In case you missed it---Brett Anderson, the phenomenal Times-Picayune restaurant critic, tells me his layoff was related to his acceptance of a Nieman fellowship.
Also: Wall Street Journal reporter Gina Chon resigns over the e-mail revelations that she carried on a relationship with a highly placed U.S. official while she was stationed in Iraq. According to a statement from the Wall Street Journal, Chon didn’t reveal the relationship to her editor.
*Huffington Post unveils new tablet mag titled “Huffington.” Joe Pompeo gives the skinny:
[I]n most respects it appears to follow many print-media conventions: There’s a front-of-book section with “appetizer”-length content such as columns from prominent Huffington Post contributors; a feature well, with two or three multi-thousand-word articles by Huffington Post reporters, as the main course; and a back-of-book culture-reviews section for “dessert.” The bells and whistles are pretty standard tablet fare: embedabble video, live commenting, interactive graphics, sharing capabilities and out-bound links. There will also be a weekly photo essay.
“Certainly from the beginning we wanted to do something that felt like a print magazine,” said [creative director Josh] Klenert. “We’ve started smart, small and nimble and we’ll grow from there.”

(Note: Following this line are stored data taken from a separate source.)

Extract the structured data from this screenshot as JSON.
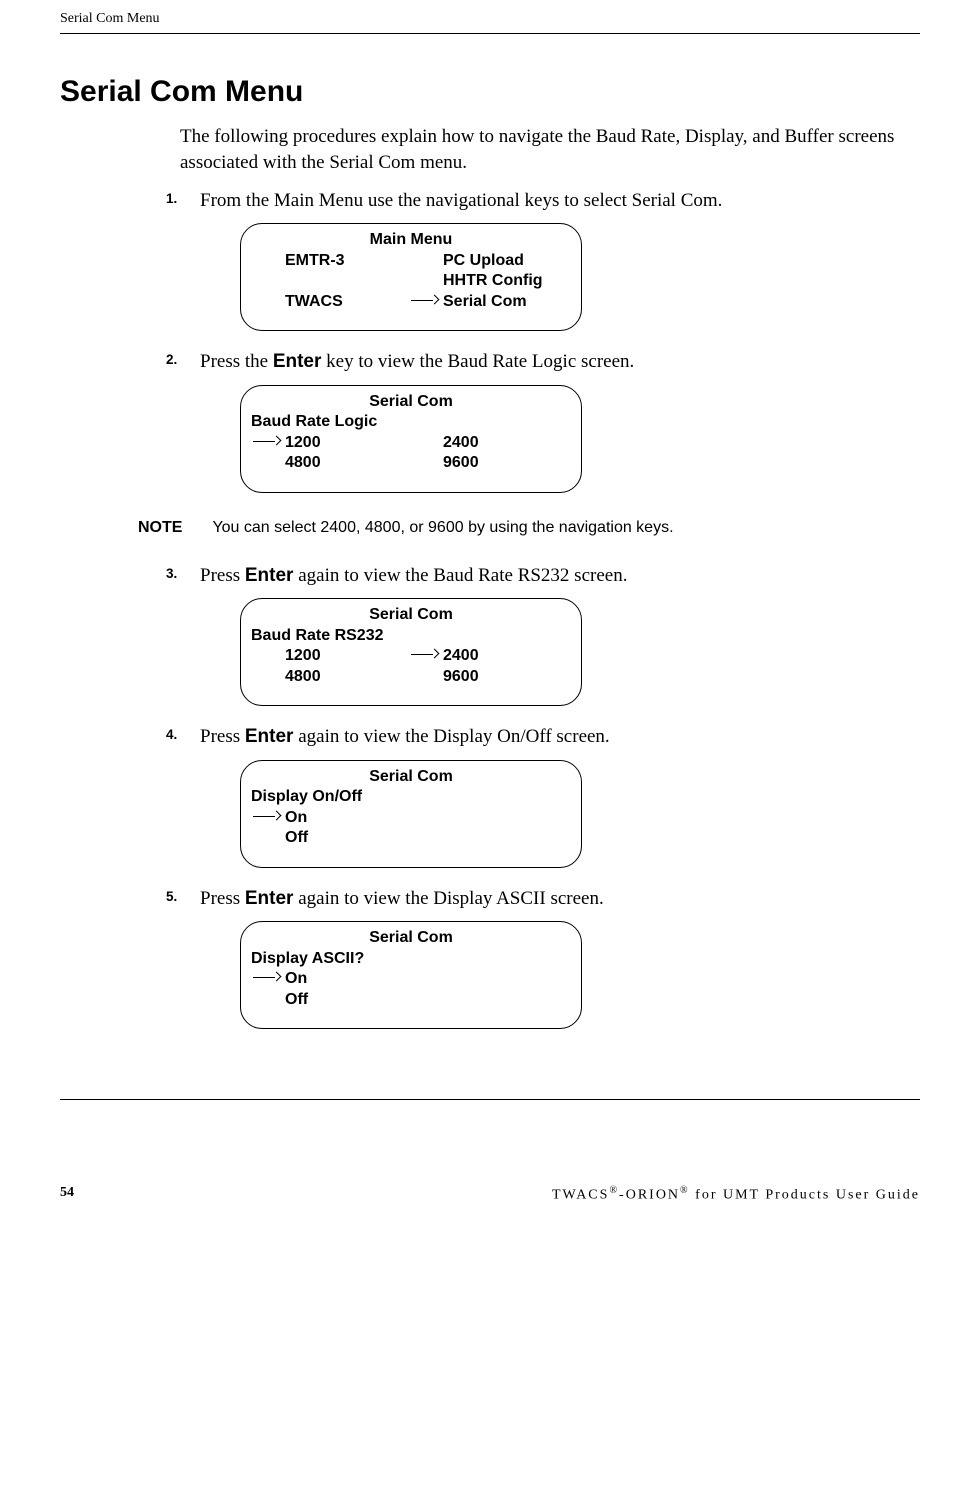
{
  "running_head": "Serial Com Menu",
  "title": "Serial Com Menu",
  "intro": "The following procedures explain how to navigate the Baud Rate, Display, and Buffer screens associated with the Serial Com menu.",
  "steps": {
    "s1_num": "1.",
    "s1_text": "From the Main Menu use the navigational keys to select Serial Com.",
    "s2_num": "2.",
    "s2_text_a": "Press the ",
    "s2_text_b": "Enter",
    "s2_text_c": " key to view the Baud Rate Logic screen.",
    "s3_num": "3.",
    "s3_text_a": "Press ",
    "s3_text_b": "Enter",
    "s3_text_c": " again to view the Baud Rate RS232 screen.",
    "s4_num": "4.",
    "s4_text_a": "Press ",
    "s4_text_b": "Enter",
    "s4_text_c": " again to view the Display On/Off screen.",
    "s5_num": "5.",
    "s5_text_a": "Press ",
    "s5_text_b": "Enter",
    "s5_text_c": " again to view the Display ASCII screen."
  },
  "note_label": "NOTE",
  "note_text": "You can select 2400, 4800, or 9600 by using the navigation keys.",
  "lcd1": {
    "title": "Main Menu",
    "r1c1": "EMTR-3",
    "r1c2": "PC Upload",
    "r2c1": "",
    "r2c2": "HHTR Config",
    "r3c1": "TWACS",
    "r3c2": "Serial Com"
  },
  "lcd2": {
    "title": "Serial Com",
    "sub": "Baud Rate Logic",
    "r1c1": "1200",
    "r1c2": "2400",
    "r2c1": "4800",
    "r2c2": "9600"
  },
  "lcd3": {
    "title": "Serial Com",
    "sub": "Baud Rate RS232",
    "r1c1": "1200",
    "r1c2": "2400",
    "r2c1": "4800",
    "r2c2": "9600"
  },
  "lcd4": {
    "title": "Serial Com",
    "sub": "Display On/Off",
    "r1c1": "On",
    "r2c1": "Off"
  },
  "lcd5": {
    "title": "Serial Com",
    "sub": "Display ASCII?",
    "r1c1": "On",
    "r2c1": "Off"
  },
  "footer": {
    "page_num": "54",
    "text_a": "TWACS",
    "text_b": "-ORION",
    "text_c": " for UMT Products User Guide",
    "reg": "®"
  }
}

“A weekly felt a nice compromise to the frenetic rush of a daily and the detachment of a monthly, so we could be on the news but not necessarily just of the news,” said [Huffington Post executive editor Tim] O’Brien. “We felt this was a nice counterpart to the web experience we offer readers.”

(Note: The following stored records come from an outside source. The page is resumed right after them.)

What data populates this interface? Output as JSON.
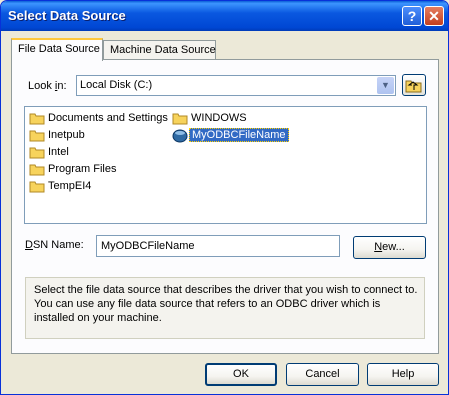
{
  "window": {
    "title": "Select Data Source",
    "help_glyph": "?",
    "close_glyph": "✕"
  },
  "tabs": [
    {
      "label": "File Data Source",
      "active": true
    },
    {
      "label": "Machine Data Source",
      "active": false
    }
  ],
  "look_in": {
    "label_prefix": "Look ",
    "label_u": "i",
    "label_suffix": "n:",
    "value": "Local Disk (C:)"
  },
  "files": [
    {
      "name": "Documents and Settings",
      "type": "folder"
    },
    {
      "name": "Inetpub",
      "type": "folder"
    },
    {
      "name": "Intel",
      "type": "folder"
    },
    {
      "name": "Program Files",
      "type": "folder"
    },
    {
      "name": "TempEI4",
      "type": "folder"
    },
    {
      "name": "WINDOWS",
      "type": "folder"
    },
    {
      "name": "MyODBCFileName",
      "type": "dsn",
      "selected": true
    }
  ],
  "dsn": {
    "label_u": "D",
    "label_rest": "SN Name:",
    "value": "MyODBCFileName"
  },
  "new_button": {
    "label_u": "N",
    "label_rest": "ew..."
  },
  "description": "Select the file data source that describes the driver that you wish to connect to. You can use any file data source that refers to an ODBC driver which is installed on your machine.",
  "buttons": {
    "ok": "OK",
    "cancel": "Cancel",
    "help": "Help"
  },
  "colors": {
    "title_bar": "#0a58e0",
    "selection": "#316ac5",
    "folder": "#f7d35c"
  }
}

One distinctive thing about the magazine is that it has a period right after “Huffington,” like this: “Huffington.” So even if you use it in a sentence, you might write something like the following “Huffington Post’s new tablet mag, ‘Huffington.,’ has stories on blah blah blah. Pompeo, in his writeup on the mag, includes a short editor’s note saying that he’ll honor the period this time, but never again.
*Time Inc. staffers brim with anxiety as leadership awaits report from Bain & Co. consultants on how to improve the company.
*Is Twitter determined to put the institution of “social media editor” out of a job?
*CNBC and Yahoo Finance are partnering up to share content.
In terms of what the partnered content will look like, both sides are holding any announcements until a later date (most likely the fall). [CNBC president and CEO Mark] Hoffman noted that there will be some Yahoo embeds in CNBC newsrooms, which could draw speculation as to a possible co-branded broadcast show. However, CNBC and Yahoo told Adweek that they were holding off on any specific content announcements for the time being.
Content partnerships always sound like great things on paper. But can news orgs really and truly share something as dear to them as their content? I’d like to put together a list of winning content partnerships.
*Michael Cavna of The Washington Post tells all about the layoff of cartoonist Steve Kelley from the Times-Picayune:
Kelley, whose last day will be Sept. 30, says the news wasn’t expected — yet wasn’t a shock — after the Times-Picayune announced plans to go from a daily print newspaper to three print editions a week come this October.
“It’s something I had not been given any indication of,” he tells ‘Riffs of being laid off, “but I’m not surprised by the news, either. They’re running a business, and cartoonists tend to be highly compensated and fairly easily replaced with syndicated material.” (Kelley’s political cartoons are distributed by Creators Syndicate. His award-winning comic strip “Dustin,” co-created by Florida Today’s Jeff Parker, is syndicated by King Features.)
*Sean Hannity asks Rep. Charlie Rangel whether it’s fair that he pay 55 percent of his income in taxes.